The clock is ticking for the United Keetoowah Band of Cherokee Indians. The tribe may be forced to close the casino it has run in Tahlequah for nearly 25 years.
"I kind of feel sad that they have to close," said Tahlequah resident Lucas Wildcat.
Wildcat used to work at the UKB's only casino. He said he knows some of the 150 current employees, who could be impacted by a court's ruling to uphold an injunction by the state.
"That's the only job they have to support their family, and I'd hate to see them lose their job," Wildcat said.
The controversy surrounding the casino goes back over a decade and stems from the land the building sits on. In order to operate a casino, the land must be taken into trust by the government.
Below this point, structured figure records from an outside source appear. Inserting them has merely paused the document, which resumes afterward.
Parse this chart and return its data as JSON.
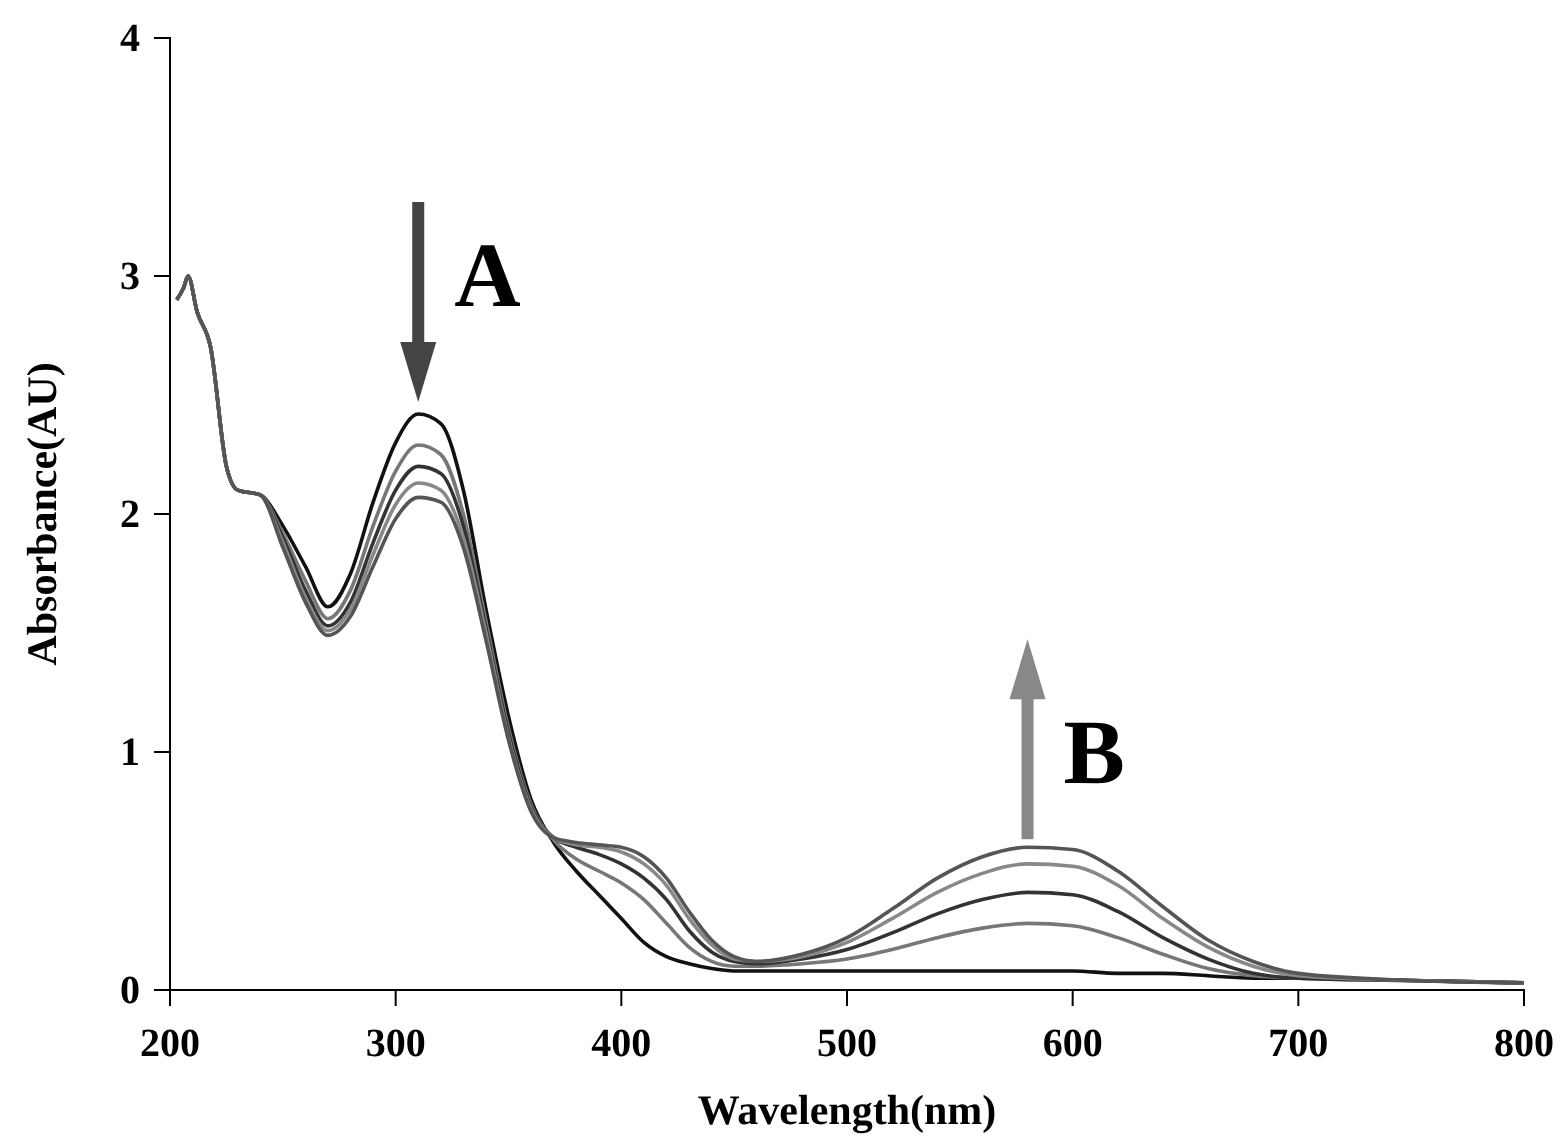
{
  "chart_data": {
    "type": "line",
    "xlabel": "Wavelength(nm)",
    "ylabel": "Absorbance(AU)",
    "x": [
      203,
      206,
      208,
      212,
      218,
      225,
      230,
      240,
      250,
      260,
      270,
      280,
      290,
      300,
      310,
      320,
      330,
      340,
      350,
      360,
      370,
      380,
      390,
      400,
      410,
      420,
      430,
      440,
      450,
      460,
      480,
      500,
      520,
      540,
      560,
      580,
      600,
      620,
      640,
      660,
      680,
      700,
      750,
      800
    ],
    "series": [
      {
        "color": "#111111",
        "values": [
          2.9,
          2.95,
          3.0,
          2.85,
          2.7,
          2.2,
          2.1,
          2.08,
          1.95,
          1.78,
          1.61,
          1.75,
          2.05,
          2.3,
          2.42,
          2.38,
          2.1,
          1.6,
          1.15,
          0.8,
          0.62,
          0.5,
          0.4,
          0.3,
          0.2,
          0.14,
          0.11,
          0.09,
          0.08,
          0.08,
          0.08,
          0.08,
          0.08,
          0.08,
          0.08,
          0.08,
          0.08,
          0.07,
          0.07,
          0.06,
          0.05,
          0.05,
          0.04,
          0.03
        ]
      },
      {
        "color": "#777777",
        "values": [
          2.9,
          2.95,
          3.0,
          2.85,
          2.7,
          2.2,
          2.1,
          2.08,
          1.92,
          1.72,
          1.56,
          1.68,
          1.95,
          2.18,
          2.29,
          2.25,
          2.0,
          1.55,
          1.1,
          0.78,
          0.63,
          0.55,
          0.5,
          0.45,
          0.38,
          0.28,
          0.18,
          0.12,
          0.1,
          0.1,
          0.11,
          0.13,
          0.17,
          0.22,
          0.26,
          0.28,
          0.27,
          0.22,
          0.15,
          0.09,
          0.06,
          0.05,
          0.04,
          0.03
        ]
      },
      {
        "color": "#333333",
        "values": [
          2.9,
          2.95,
          3.0,
          2.85,
          2.7,
          2.2,
          2.1,
          2.08,
          1.9,
          1.68,
          1.53,
          1.63,
          1.88,
          2.1,
          2.2,
          2.17,
          1.95,
          1.52,
          1.08,
          0.77,
          0.64,
          0.6,
          0.57,
          0.53,
          0.47,
          0.38,
          0.25,
          0.16,
          0.12,
          0.11,
          0.13,
          0.17,
          0.24,
          0.32,
          0.38,
          0.41,
          0.4,
          0.33,
          0.22,
          0.13,
          0.07,
          0.05,
          0.04,
          0.03
        ]
      },
      {
        "color": "#888888",
        "values": [
          2.9,
          2.95,
          3.0,
          2.85,
          2.7,
          2.2,
          2.1,
          2.08,
          1.88,
          1.65,
          1.51,
          1.6,
          1.83,
          2.04,
          2.13,
          2.1,
          1.9,
          1.5,
          1.06,
          0.76,
          0.64,
          0.61,
          0.6,
          0.58,
          0.53,
          0.44,
          0.3,
          0.19,
          0.13,
          0.12,
          0.14,
          0.2,
          0.3,
          0.41,
          0.49,
          0.53,
          0.52,
          0.44,
          0.3,
          0.18,
          0.1,
          0.06,
          0.04,
          0.03
        ]
      },
      {
        "color": "#555555",
        "values": [
          2.9,
          2.95,
          3.0,
          2.85,
          2.7,
          2.2,
          2.1,
          2.08,
          1.86,
          1.63,
          1.49,
          1.57,
          1.78,
          1.98,
          2.07,
          2.05,
          1.86,
          1.47,
          1.05,
          0.75,
          0.64,
          0.62,
          0.61,
          0.6,
          0.56,
          0.47,
          0.33,
          0.21,
          0.14,
          0.12,
          0.15,
          0.22,
          0.34,
          0.47,
          0.56,
          0.6,
          0.59,
          0.5,
          0.35,
          0.21,
          0.12,
          0.07,
          0.04,
          0.03
        ]
      }
    ],
    "annotations": [
      {
        "text": "A",
        "x": 310,
        "y": 2.42
      },
      {
        "text": "B",
        "x": 580,
        "y": 0.6
      }
    ],
    "xlim": [
      200,
      800
    ],
    "xticks": [
      200,
      300,
      400,
      500,
      600,
      700,
      800
    ],
    "ylim": [
      0,
      4
    ],
    "yticks": [
      0,
      1,
      2,
      3,
      4
    ],
    "grid": false,
    "marker": "none",
    "line_style": "solid"
  }
}
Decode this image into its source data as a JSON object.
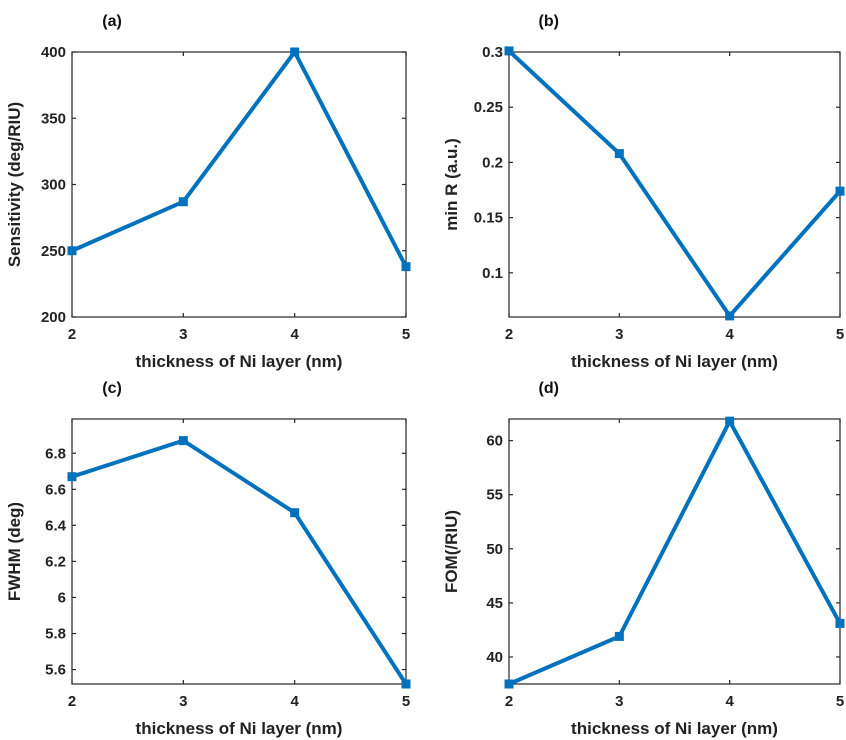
{
  "style": {
    "series_color": "#0072BD"
  },
  "chart_data": [
    {
      "type": "line",
      "panel_label": "(a)",
      "xlabel": "thickness of Ni layer (nm)",
      "ylabel": "Sensitivity (deg/RIU)",
      "x": [
        2,
        3,
        4,
        5
      ],
      "xlim": [
        2,
        5
      ],
      "xticks": [
        2,
        3,
        4,
        5
      ],
      "ylim": [
        200,
        400
      ],
      "yticks": [
        200,
        250,
        300,
        350,
        400
      ],
      "ytick_labels": [
        "200",
        "250",
        "300",
        "350",
        "400"
      ],
      "series": [
        {
          "values": [
            250,
            287,
            400,
            238
          ]
        }
      ],
      "marker": "square",
      "grid": false,
      "legend": false
    },
    {
      "type": "line",
      "panel_label": "(b)",
      "xlabel": "thickness of Ni layer (nm)",
      "ylabel": "min R (a.u.)",
      "x": [
        2,
        3,
        4,
        5
      ],
      "xlim": [
        2,
        5
      ],
      "xticks": [
        2,
        3,
        4,
        5
      ],
      "ylim": [
        0.06,
        0.3
      ],
      "yticks": [
        0.1,
        0.15,
        0.2,
        0.25,
        0.3
      ],
      "ytick_labels": [
        "0.1",
        "0.15",
        "0.2",
        "0.25",
        "0.3"
      ],
      "series": [
        {
          "values": [
            0.301,
            0.208,
            0.061,
            0.174
          ]
        }
      ],
      "marker": "square",
      "grid": false,
      "legend": false
    },
    {
      "type": "line",
      "panel_label": "(c)",
      "xlabel": "thickness of Ni layer (nm)",
      "ylabel": "FWHM (deg)",
      "x": [
        2,
        3,
        4,
        5
      ],
      "xlim": [
        2,
        5
      ],
      "xticks": [
        2,
        3,
        4,
        5
      ],
      "ylim": [
        5.52,
        6.99
      ],
      "yticks": [
        5.6,
        5.8,
        6,
        6.2,
        6.4,
        6.6,
        6.8
      ],
      "ytick_labels": [
        "5.6",
        "5.8",
        "6",
        "6.2",
        "6.4",
        "6.6",
        "6.8"
      ],
      "series": [
        {
          "values": [
            6.67,
            6.87,
            6.47,
            5.52
          ]
        }
      ],
      "marker": "square",
      "grid": false,
      "legend": false
    },
    {
      "type": "line",
      "panel_label": "(d)",
      "xlabel": "thickness of Ni layer (nm)",
      "ylabel": "FOM(/RIU)",
      "x": [
        2,
        3,
        4,
        5
      ],
      "xlim": [
        2,
        5
      ],
      "xticks": [
        2,
        3,
        4,
        5
      ],
      "ylim": [
        37.5,
        62
      ],
      "yticks": [
        40,
        45,
        50,
        55,
        60
      ],
      "ytick_labels": [
        "40",
        "45",
        "50",
        "55",
        "60"
      ],
      "series": [
        {
          "values": [
            37.5,
            41.9,
            61.8,
            43.1
          ]
        }
      ],
      "marker": "square",
      "grid": false,
      "legend": false
    }
  ]
}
Although the UKB owns the land, it was never put in trust, so the Cherokee Nation says it has exclusive jurisdiction over the land, and it wants the casino located there to close.
"Everybody likes to go there, likes to win money," said Brittany Vanbuskirk, of Tahlequah.
Vanbuskirk is one of the thousands who visit the casino every year, helping provide the tribe's primary source of income.
She also has family ties to the Keetoowahs.
"They help their children out really good, so if they lose money, it might not be helping them out very good," Vanbuskirk said.
The United Keetoowah Band released the following statement: "The administration is working to resolve the situation. We will continue on with government to provide jobs, benefits, scholarships, vouchers and whatever else we can for our people."
The state has given the UKB until Friday night to close the doors or put the land in trust, something they've tried before unsuccessfully.
The Cherokee Nation has also offered the UKB two options to remain open. One would be to allow the Cherokee Nation to put the land in its own trust, after which they would then lease the land back. The other option would be to open a new casino on Cherokee Nation land.
It's still unknown what step tribal leaders will take next, but a spokesperson for the UKB says they are working together with the Cherokee Nation, and that both options presented to them are still on the table.